Et puis, comme certains et certaines commencent à se poser des questions sur le bien-fondé du mouvement, des menaces sont proférées contre eux par les membres : tout le monde DOIT faire parti de la Vague. Parce que c’est une BONNE chose, égalité de tous, etc.
C’est ainsi que la quasi-totalité des élèves d’un lycée a perdu son libre arbitre pour suivre aveuglément un leader. L’expérience de Ben Ross a largement dépassé non seulement ses espérances, mais surtout le cadre de sa classe. Il s’agit ensuite de terminer la leçon commencée sans faire de vagues, justement. Même l’apprenti-dictateur s’est avoué avoir eu du plaisir dans le rôle : le plaisir de voir ses élèves obéir au quart de tour. Quel professeur n’en rêve-t-il pas ? Mais l’esprit critique n’est-il finalement pas le plus important : il permet de ne pas obéir aveuglément à des ordres défiant son libre arbitre !
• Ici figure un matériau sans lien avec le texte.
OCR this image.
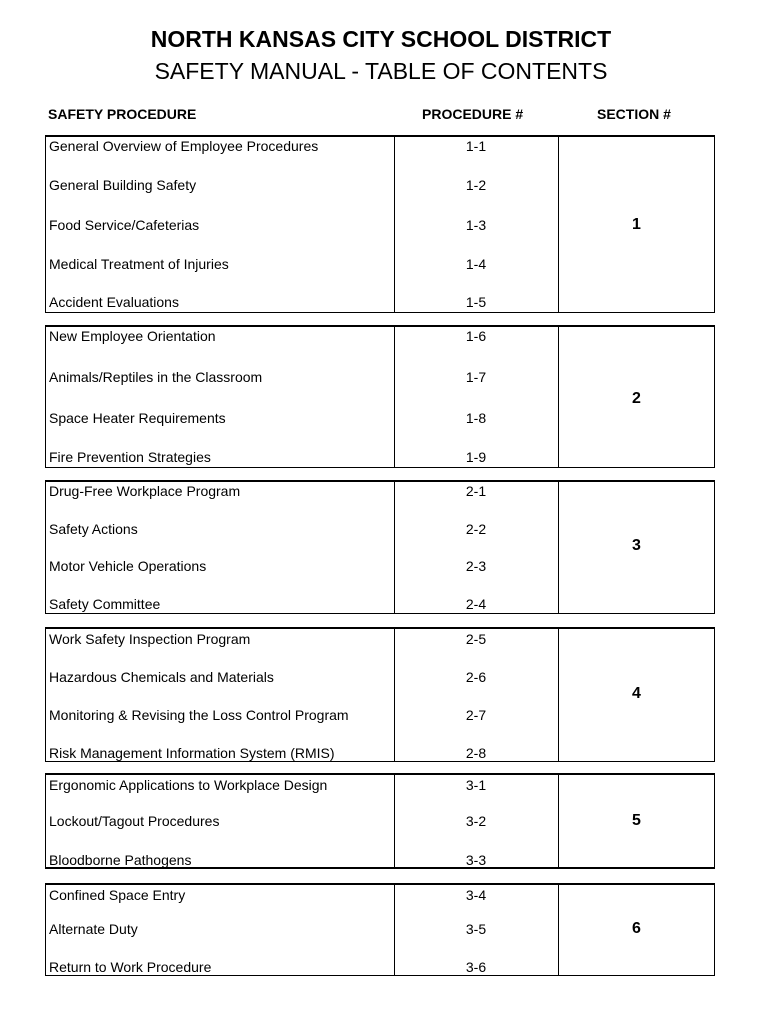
NORTH KANSAS CITY SCHOOL DISTRICT
SAFETY MANUAL - TABLE OF CONTENTS
SAFETY PROCEDURE	PROCEDURE #	SECTION #
General Overview of Employee Procedures	1-1
General Building Safety	1-2
Food Service/Cafeterias	1-3
Medical Treatment of Injuries	1-4
Accident Evaluations	1-5
1
New Employee Orientation	1-6
Animals/Reptiles in the Classroom	1-7
Space Heater Requirements	1-8
Fire Prevention Strategies	1-9
2
Drug-Free Workplace Program	2-1
Safety Actions	2-2
Motor Vehicle Operations	2-3
Safety Committee	2-4
3
Work Safety Inspection Program	2-5
Hazardous Chemicals and Materials	2-6
Monitoring & Revising the Loss Control Program	2-7
Risk Management Information System (RMIS)	2-8
4
Ergonomic Applications to Workplace Design	3-1
Lockout/Tagout Procedures	3-2
Bloodborne Pathogens	3-3
5
Confined Space Entry	3-4
Alternate Duty	3-5
Return to Work Procedure	3-6
6
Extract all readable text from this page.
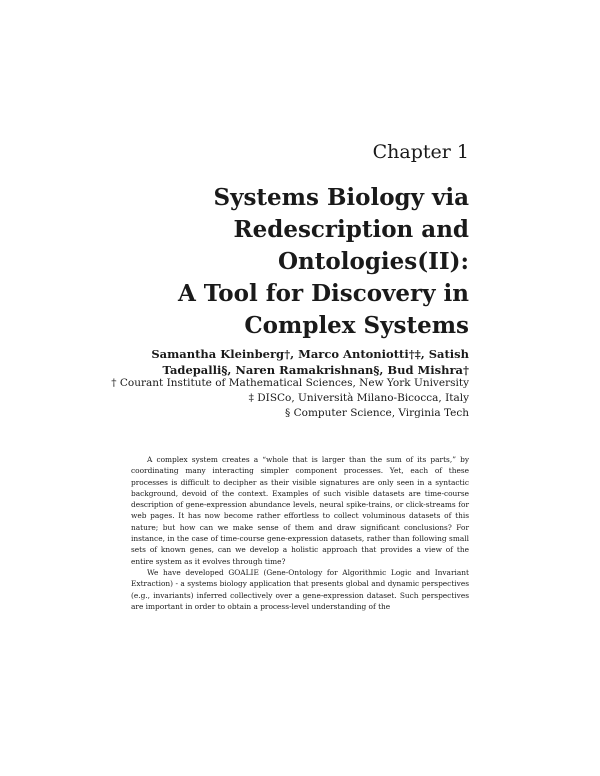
Chapter 1
Systems Biology via
Redescription and
Ontologies(II):
A Tool for Discovery in
Complex Systems
Samantha Kleinberg†, Marco Antoniotti†‡, Satish
Tadepalli§, Naren Ramakrishnan§, Bud Mishra†
† Courant Institute of Mathematical Sciences, New York University
‡ DISCo, Università Milano-Bicocca, Italy
§ Computer Science, Virginia Tech

A complex system creates a “whole that is larger than the sum of its parts,” by coordinating many interacting simpler component processes. Yet, each of these processes is difficult to decipher as their visible signatures are only seen in a syntactic background, devoid of the context. Examples of such visible datasets are time-course description of gene-expression abundance levels, neural spike-trains, or click-streams for web pages. It has now become rather effortless to collect voluminous datasets of this nature; but how can we make sense of them and draw significant conclusions? For instance, in the case of time-course gene-expression datasets, rather than following small sets of known genes, can we develop a holistic approach that provides a view of the entire system as it evolves through time?

We have developed GOALIE (Gene-Ontology for Algorithmic Logic and Invariant Extraction) - a systems biology application that presents global and dynamic perspectives (e.g., invariants) inferred collectively over a gene-expression dataset. Such perspectives are important in order to obtain a process-level understanding of the
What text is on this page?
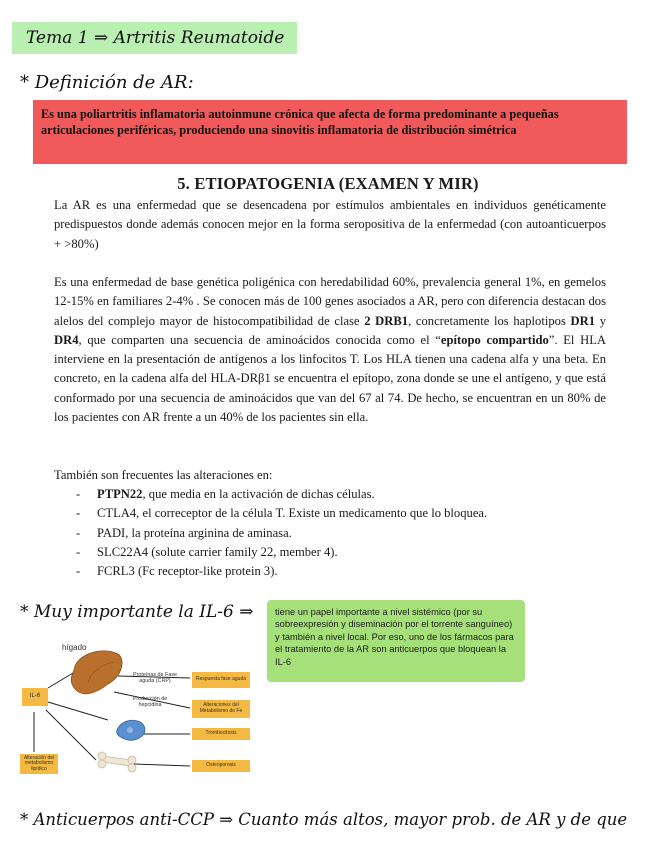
Tema 1 ⇒ Artritis Reumatoide
* Definición de AR:
Es una poliartritis inflamatoria autoinmune crónica que afecta de forma predominante a pequeñas articulaciones periféricas, produciendo una sinovitis inflamatoria de distribución simétrica
5. ETIOPATOGENIA (EXAMEN Y MIR)
La AR es una enfermedad que se desencadena por estímulos ambientales en individuos genéticamente predispuestos donde además conocen mejor en la forma seropositiva de la enfermedad (con autoanticuerpos + >80%)
Es una enfermedad de base genética poligénica con heredabilidad 60%, prevalencia general 1%, en gemelos 12-15% en familiares 2-4% . Se conocen más de 100 genes asociados a AR, pero con diferencia destacan dos alelos del complejo mayor de histocompatibilidad de clase 2 DRB1, concretamente los haplotipos DR1 y DR4, que comparten una secuencia de aminoácidos conocida como el “epítopo compartido”. El HLA interviene en la presentación de antígenos a los linfocitos T. Los HLA tienen una cadena alfa y una beta. En concreto, en la cadena alfa del HLA-DRβ1 se encuentra el epítopo, zona donde se une el antígeno, y que está conformado por una secuencia de aminoácidos que van del 67 al 74. De hecho, se encuentran en un 80% de los pacientes con AR frente a un 40% de los pacientes sin ella.
También son frecuentes las alteraciones en:
- PTPN22, que media en la activación de dichas células.
- CTLA4, el correceptor de la célula T. Existe un medicamento que lo bloquea.
- PADI, la proteína arginina de aminasa.
- SLC22A4 (solute carrier family 22, member 4).
- FCRL3 (Fc receptor-like protein 3).
* Muy importante la IL-6 ⇒	tiene un papel importante a nivel sistémico (por su sobreexpresión y diseminación por el torrente sanguíneo) y también a nivel local. Por eso, uno de los fármacos para el tratamiento de la AR son anticuerpos que bloquean la IL-6
hígado
IL-6
Alteración del metabolismo lipídico
Proteínas de Fase aguda (CRP)
Producción de hepcidina
Respuesta fase aguda
Alteraciones del Metabolismo de Fe
Trombocitosis
Osteoporosis
* Anticuerpos anti-CCP ⇒ Cuanto más altos, mayor prob. de AR y de que
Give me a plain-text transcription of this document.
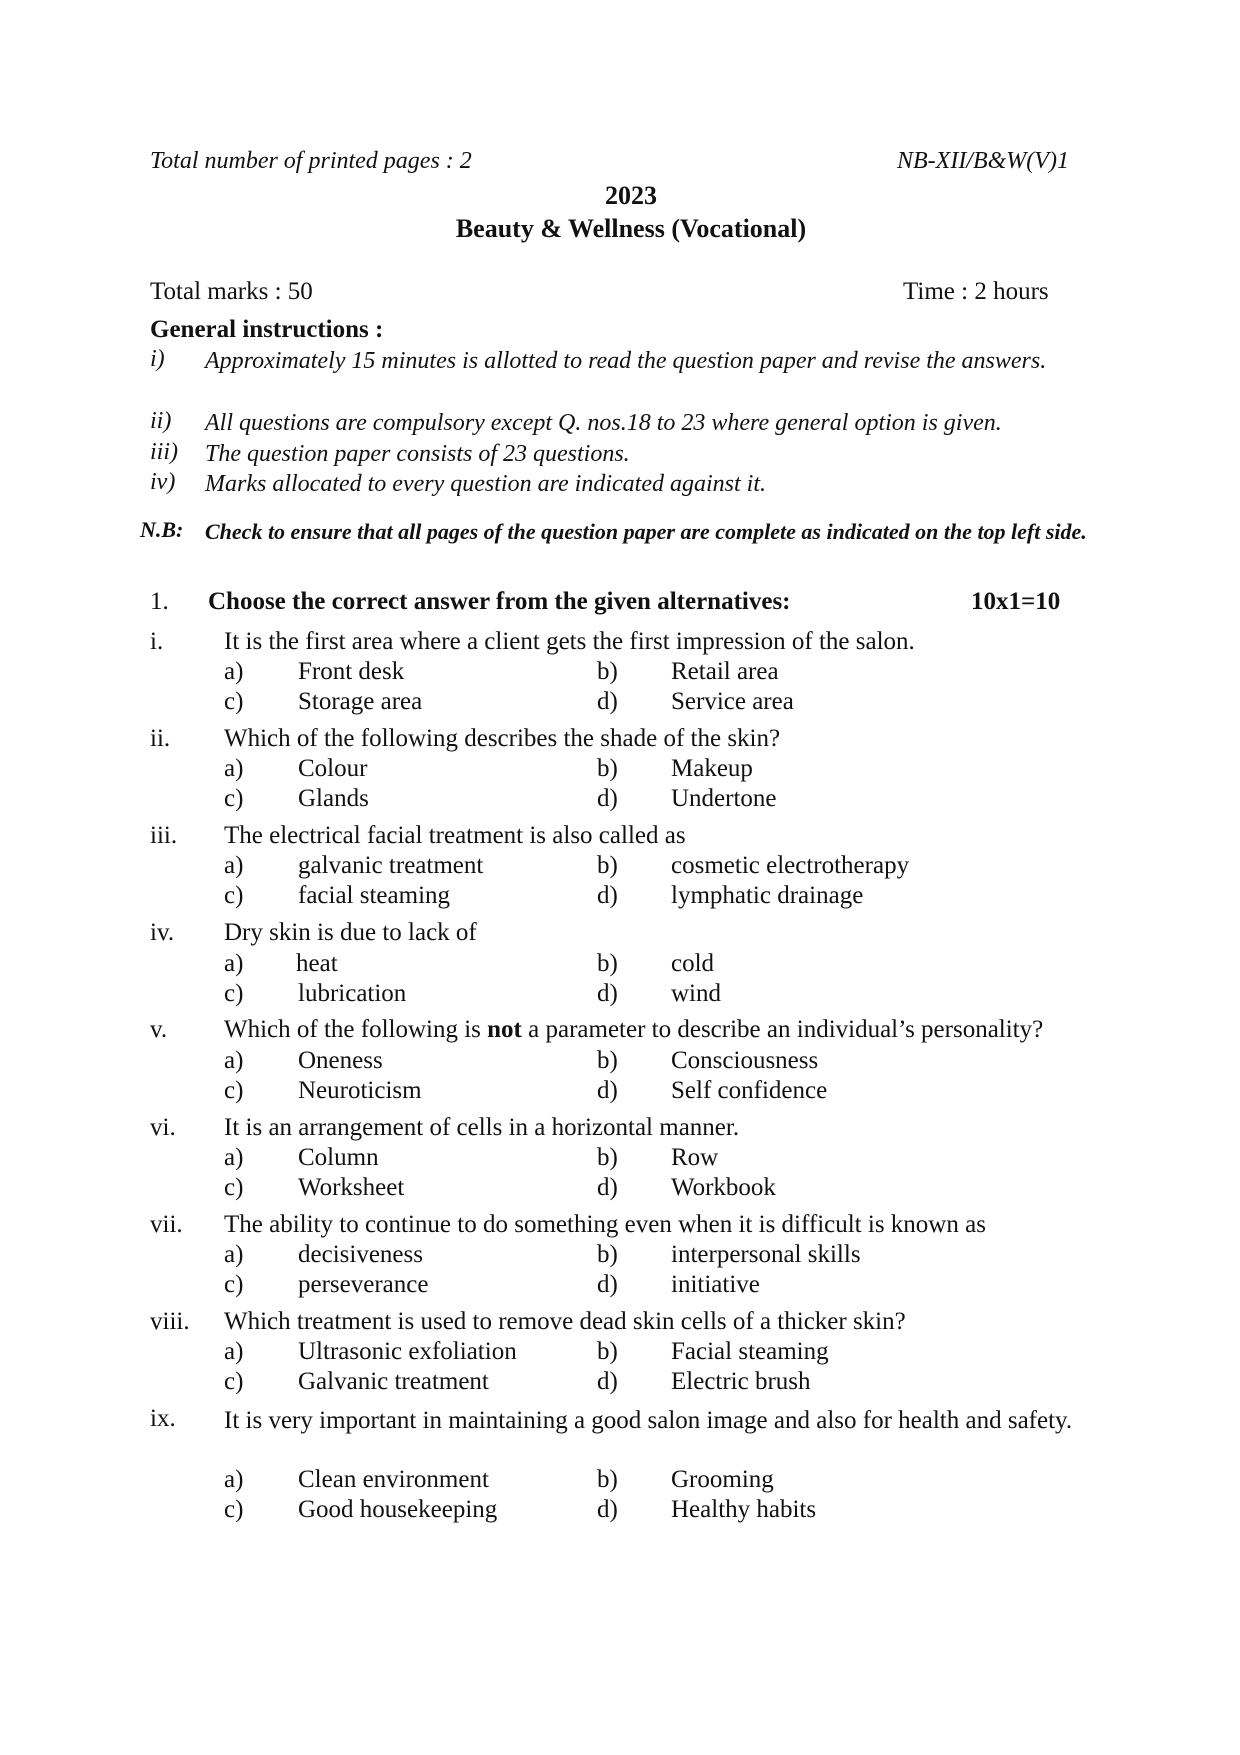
Total number of printed pages : 2	NB-XII/B&W(V)1
2023
Beauty & Wellness (Vocational)
Total marks : 50	Time : 2 hours
General instructions :
i) Approximately 15 minutes is allotted to read the question paper and revise the answers.
ii) All questions are compulsory except Q. nos.18 to 23 where general option is given.
iii) The question paper consists of 23 questions.
iv) Marks allocated to every question are indicated against it.
N.B: Check to ensure that all pages of the question paper are complete as indicated on the top left side.
1. Choose the correct answer from the given alternatives:	10x1=10
i. It is the first area where a client gets the first impression of the salon.
a) Front desk	b) Retail area
c) Storage area	d) Service area
ii. Which of the following describes the shade of the skin?
a) Colour	b) Makeup
c) Glands	d) Undertone
iii. The electrical facial treatment is also called as
a) galvanic treatment	b) cosmetic electrotherapy
c) facial steaming	d) lymphatic drainage
iv. Dry skin is due to lack of
a) heat	b) cold
c) lubrication	d) wind
v. Which of the following is not a parameter to describe an individual’s personality?
a) Oneness	b) Consciousness
c) Neuroticism	d) Self confidence
vi. It is an arrangement of cells in a horizontal manner.
a) Column	b) Row
c) Worksheet	d) Workbook
vii. The ability to continue to do something even when it is difficult is known as
a) decisiveness	b) interpersonal skills
c) perseverance	d) initiative
viii. Which treatment is used to remove dead skin cells of a thicker skin?
a) Ultrasonic exfoliation	b) Facial steaming
c) Galvanic treatment	d) Electric brush
ix. It is very important in maintaining a good salon image and also for health and safety.
a) Clean environment	b) Grooming
c) Good housekeeping	d) Healthy habits
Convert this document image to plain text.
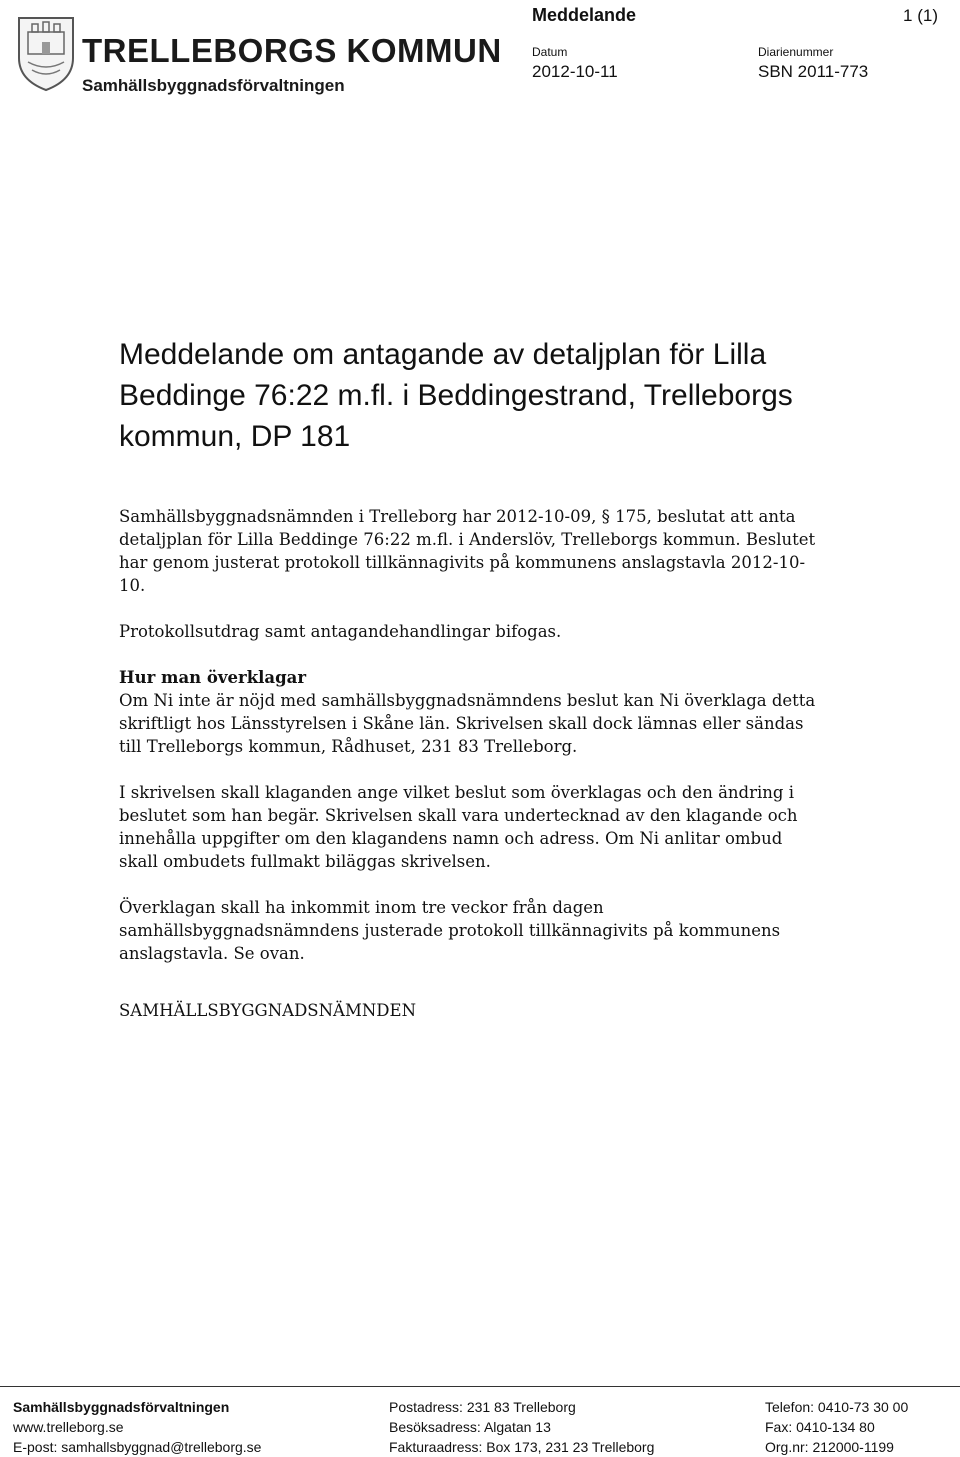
TRELLEBORGS KOMMUN
Samhällsbyggnadsförvaltningen
Meddelande	1 (1)
Datum
2012-10-11
Diarienummer
SBN 2011-773
Meddelande om antagande av detaljplan för Lilla Beddinge 76:22 m.fl. i Beddingestrand, Trelleborgs kommun, DP 181

Samhällsbyggnadsnämnden i Trelleborg har 2012-10-09, § 175, beslutat att anta detaljplan för Lilla Beddinge 76:22 m.fl. i Anderslöv, Trelleborgs kommun. Beslutet har genom justerat protokoll tillkännagivits på kommunens anslagstavla 2012-10-10.

Protokollsutdrag samt antagandehandlingar bifogas.

Hur man överklagar

Om Ni inte är nöjd med samhällsbyggnadsnämndens beslut kan Ni överklaga detta skriftligt hos Länsstyrelsen i Skåne län. Skrivelsen skall dock lämnas eller sändas till Trelleborgs kommun, Rådhuset, 231 83 Trelleborg.

I skrivelsen skall klaganden ange vilket beslut som överklagas och den ändring i beslutet som han begär. Skrivelsen skall vara undertecknad av den klagande och innehålla uppgifter om den klagandens namn och adress. Om Ni anlitar ombud skall ombudets fullmakt biläggas skrivelsen.

Överklagan skall ha inkommit inom tre veckor från dagen samhällsbyggnadsnämndens justerade protokoll tillkännagivits på kommunens anslagstavla. Se ovan.

SAMHÄLLSBYGGNADSNÄMNDEN

Samhällsbyggnadsförvaltningen
www.trelleborg.se
E-post: samhallsbyggnad@trelleborg.se
Postadress: 231 83 Trelleborg
Besöksadress: Algatan 13
Fakturaadress: Box 173, 231 23 Trelleborg
Telefon: 0410-73 30 00
Fax: 0410-134 80
Org.nr: 212000-1199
Un chouette roman de Todd Strasser, relatant une expérience réelle ayant eu lieu en en 1967 dans un lycée californien, la « troisième vague. » L’histoire de Todd Strasser est certes romancée, mais le réalisme est prégnant.
La manipulation des foules est un thème fascinant, comment l’individu peut perdre son esprit critique pour adhérer à un collectif ou obéir à une autorité (expérience de Milgram). J’imagine que tout cela est étudié en long en large et en travers par les sociologues dans le cadre de la religion et du sectarisme. Mais l’actualité récente montre que l’Histoire ne fait pas forcément œuvre préventive. Elle a parfois tendance à (trop) se répéter.
Sinon, pour toucher du doigt le nazisme, pourquoi la population allemande n’a pas bougé, n’a rien fait, rien dit, on peut lire « Les Bienveillantes » fantastique roman de Jonathan Littell, qui raconte la mise en place de la « solution finale » vue par un officier nazi... Ainsi que le roman de Hans Fallada, « Seuls dans Berlin, » qui raconte la vie des berlinois pendant la guerre, entre tentative de résistance, et toutes les intimidations dont la population était alors victime.